Not only will a $68 million cap affect free agent signings, it could also have an effect upon this summer’s trade market. Granted, an increase by $4 million over the current $64.3 ceiling, combined with retained salary transactions, should lead to increased trade activity compared to last summer. Still, a $71.1 million cap ceiling would prompt more player movement, enticing some general managers to take bigger risks for high-salaried stars.

This is good news for traditional low-spending teams like the New York Islanders and Florida Panthers. If the cap ceiling doesn’t go up as much, neither will the cap floor, meaning they won’t have to spend as much to become cap compliant.

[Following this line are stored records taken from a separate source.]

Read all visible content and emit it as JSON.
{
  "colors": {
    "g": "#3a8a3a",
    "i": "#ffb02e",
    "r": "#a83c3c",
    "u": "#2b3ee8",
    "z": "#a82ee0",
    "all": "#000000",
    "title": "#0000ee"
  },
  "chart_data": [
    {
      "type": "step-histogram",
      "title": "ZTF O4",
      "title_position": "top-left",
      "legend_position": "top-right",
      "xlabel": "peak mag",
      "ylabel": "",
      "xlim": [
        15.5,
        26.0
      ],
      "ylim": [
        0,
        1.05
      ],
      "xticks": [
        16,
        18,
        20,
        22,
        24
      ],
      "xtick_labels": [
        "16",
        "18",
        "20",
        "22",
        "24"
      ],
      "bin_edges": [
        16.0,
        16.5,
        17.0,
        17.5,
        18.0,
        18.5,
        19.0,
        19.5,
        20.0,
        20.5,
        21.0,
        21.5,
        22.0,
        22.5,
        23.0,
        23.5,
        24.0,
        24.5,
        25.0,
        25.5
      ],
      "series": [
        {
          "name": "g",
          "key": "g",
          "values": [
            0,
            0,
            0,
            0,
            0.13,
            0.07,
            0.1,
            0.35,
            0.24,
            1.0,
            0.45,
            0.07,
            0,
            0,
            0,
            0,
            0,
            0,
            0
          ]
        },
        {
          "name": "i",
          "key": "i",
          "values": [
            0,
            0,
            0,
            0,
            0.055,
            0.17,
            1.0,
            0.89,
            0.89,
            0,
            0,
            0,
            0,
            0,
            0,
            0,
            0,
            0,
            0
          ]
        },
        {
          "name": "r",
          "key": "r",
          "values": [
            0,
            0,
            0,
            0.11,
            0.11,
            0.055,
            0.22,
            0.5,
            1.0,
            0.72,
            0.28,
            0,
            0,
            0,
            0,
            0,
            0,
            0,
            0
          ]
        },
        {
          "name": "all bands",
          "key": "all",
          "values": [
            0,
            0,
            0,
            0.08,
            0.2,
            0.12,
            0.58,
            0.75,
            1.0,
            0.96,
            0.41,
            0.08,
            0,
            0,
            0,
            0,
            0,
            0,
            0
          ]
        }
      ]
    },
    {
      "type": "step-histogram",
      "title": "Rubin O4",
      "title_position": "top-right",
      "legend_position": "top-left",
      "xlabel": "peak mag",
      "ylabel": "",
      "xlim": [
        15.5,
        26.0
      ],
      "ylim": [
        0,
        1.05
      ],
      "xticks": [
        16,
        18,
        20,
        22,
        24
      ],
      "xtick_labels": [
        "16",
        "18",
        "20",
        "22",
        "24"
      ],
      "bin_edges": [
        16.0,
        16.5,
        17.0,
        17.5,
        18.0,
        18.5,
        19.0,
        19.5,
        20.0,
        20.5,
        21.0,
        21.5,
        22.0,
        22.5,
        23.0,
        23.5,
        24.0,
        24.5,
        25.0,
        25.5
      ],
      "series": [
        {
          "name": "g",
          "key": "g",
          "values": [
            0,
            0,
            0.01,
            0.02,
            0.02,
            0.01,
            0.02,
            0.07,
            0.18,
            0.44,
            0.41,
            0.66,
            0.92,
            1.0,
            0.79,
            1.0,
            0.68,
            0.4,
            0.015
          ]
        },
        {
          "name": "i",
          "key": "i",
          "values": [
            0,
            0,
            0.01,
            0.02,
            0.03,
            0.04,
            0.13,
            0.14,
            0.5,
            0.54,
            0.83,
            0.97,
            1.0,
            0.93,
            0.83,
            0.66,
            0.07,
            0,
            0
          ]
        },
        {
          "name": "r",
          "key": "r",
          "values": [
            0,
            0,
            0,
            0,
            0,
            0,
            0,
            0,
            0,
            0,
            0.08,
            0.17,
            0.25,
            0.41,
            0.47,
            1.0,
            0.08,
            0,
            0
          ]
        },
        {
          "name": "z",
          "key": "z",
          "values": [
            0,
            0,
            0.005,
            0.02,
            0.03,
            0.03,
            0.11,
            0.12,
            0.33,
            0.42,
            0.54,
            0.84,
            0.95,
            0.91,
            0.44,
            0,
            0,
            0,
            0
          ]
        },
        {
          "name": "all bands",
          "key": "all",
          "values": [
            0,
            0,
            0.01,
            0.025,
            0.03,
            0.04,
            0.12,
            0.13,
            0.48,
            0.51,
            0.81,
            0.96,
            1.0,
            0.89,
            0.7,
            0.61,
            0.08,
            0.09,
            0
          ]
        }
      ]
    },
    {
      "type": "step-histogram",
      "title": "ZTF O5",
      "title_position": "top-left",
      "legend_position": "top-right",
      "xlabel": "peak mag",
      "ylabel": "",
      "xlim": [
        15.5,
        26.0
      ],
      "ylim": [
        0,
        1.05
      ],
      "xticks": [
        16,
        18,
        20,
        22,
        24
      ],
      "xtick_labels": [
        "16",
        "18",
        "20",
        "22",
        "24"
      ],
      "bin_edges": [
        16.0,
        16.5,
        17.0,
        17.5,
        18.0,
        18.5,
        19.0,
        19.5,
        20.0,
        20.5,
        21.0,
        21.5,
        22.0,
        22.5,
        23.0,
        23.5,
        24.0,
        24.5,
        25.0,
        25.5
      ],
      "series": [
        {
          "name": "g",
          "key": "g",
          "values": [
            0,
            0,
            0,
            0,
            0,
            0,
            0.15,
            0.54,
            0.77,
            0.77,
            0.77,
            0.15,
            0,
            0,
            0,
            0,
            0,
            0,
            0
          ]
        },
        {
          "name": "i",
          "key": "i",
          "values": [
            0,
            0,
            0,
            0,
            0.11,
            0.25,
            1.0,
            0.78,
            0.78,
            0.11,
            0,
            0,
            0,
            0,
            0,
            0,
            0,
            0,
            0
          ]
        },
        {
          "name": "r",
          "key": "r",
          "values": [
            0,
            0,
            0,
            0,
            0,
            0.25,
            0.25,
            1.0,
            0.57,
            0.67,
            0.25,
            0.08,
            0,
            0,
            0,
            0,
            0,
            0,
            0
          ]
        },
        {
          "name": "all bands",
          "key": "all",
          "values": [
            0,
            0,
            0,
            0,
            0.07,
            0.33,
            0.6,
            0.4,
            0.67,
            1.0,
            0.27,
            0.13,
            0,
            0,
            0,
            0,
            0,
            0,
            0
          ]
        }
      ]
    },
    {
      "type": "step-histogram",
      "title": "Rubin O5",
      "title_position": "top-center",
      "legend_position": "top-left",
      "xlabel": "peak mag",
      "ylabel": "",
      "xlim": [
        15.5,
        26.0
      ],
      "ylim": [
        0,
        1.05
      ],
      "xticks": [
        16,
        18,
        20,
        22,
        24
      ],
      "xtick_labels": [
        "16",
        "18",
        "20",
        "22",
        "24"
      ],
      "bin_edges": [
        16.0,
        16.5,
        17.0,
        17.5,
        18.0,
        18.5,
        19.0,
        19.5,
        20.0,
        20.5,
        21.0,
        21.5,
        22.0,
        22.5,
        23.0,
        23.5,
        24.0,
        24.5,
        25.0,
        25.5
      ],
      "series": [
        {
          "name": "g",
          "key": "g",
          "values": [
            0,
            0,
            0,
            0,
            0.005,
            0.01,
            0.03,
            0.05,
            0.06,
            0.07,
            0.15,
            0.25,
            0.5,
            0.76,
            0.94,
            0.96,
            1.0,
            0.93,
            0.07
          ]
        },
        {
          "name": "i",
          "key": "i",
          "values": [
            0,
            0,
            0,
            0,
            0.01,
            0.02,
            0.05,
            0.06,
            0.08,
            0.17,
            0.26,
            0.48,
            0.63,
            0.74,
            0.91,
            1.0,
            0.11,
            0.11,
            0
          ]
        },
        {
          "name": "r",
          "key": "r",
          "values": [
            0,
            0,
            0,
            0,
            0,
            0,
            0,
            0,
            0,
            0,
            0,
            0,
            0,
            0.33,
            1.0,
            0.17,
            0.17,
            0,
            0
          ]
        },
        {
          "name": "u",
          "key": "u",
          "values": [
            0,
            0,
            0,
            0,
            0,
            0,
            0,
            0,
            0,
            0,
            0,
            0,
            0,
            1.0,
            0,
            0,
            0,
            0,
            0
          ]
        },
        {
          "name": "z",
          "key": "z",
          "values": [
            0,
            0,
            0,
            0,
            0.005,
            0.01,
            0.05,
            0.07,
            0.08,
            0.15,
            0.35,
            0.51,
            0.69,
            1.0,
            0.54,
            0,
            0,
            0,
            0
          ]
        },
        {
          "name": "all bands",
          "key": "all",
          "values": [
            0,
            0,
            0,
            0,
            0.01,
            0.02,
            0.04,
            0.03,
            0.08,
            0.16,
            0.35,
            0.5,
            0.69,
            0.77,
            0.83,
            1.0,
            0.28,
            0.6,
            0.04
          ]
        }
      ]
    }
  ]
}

This also demonstrates how much influence the Canadian dollar has upon NHL revenue. This season saw several successful stadium series, an increase in season-ticket sales and improved television ratings for the NHL. The seven Canadian teams (which are assumed to account for between 35-40 percent of league revenue) are still doing well at the gate, especially in Toronto and Montreal. Despite these successes, the drop in the value of the “loonie” will have significant consequences upon NHL coffers.


  1. Hey Lyle,

    Do you think, given the impact of changes in the Canadian dollar, this hurts efforts to land new teams in Canadien markets? If you want to play ‘conservative’ with your expension, placing a team where the gate maya be better, but a sudden currency fluctuation has that much of an impact may not be appealing to owners.

    • Agreed. I don’t think it’ll prevent further expansion into Canada (particularly the lucrative Toronto market, which could easily sustain a second NHL franchise), but it could certainly slow the process if the “loonie” should further decline and remain well under par with the American dollar for a prolonged period.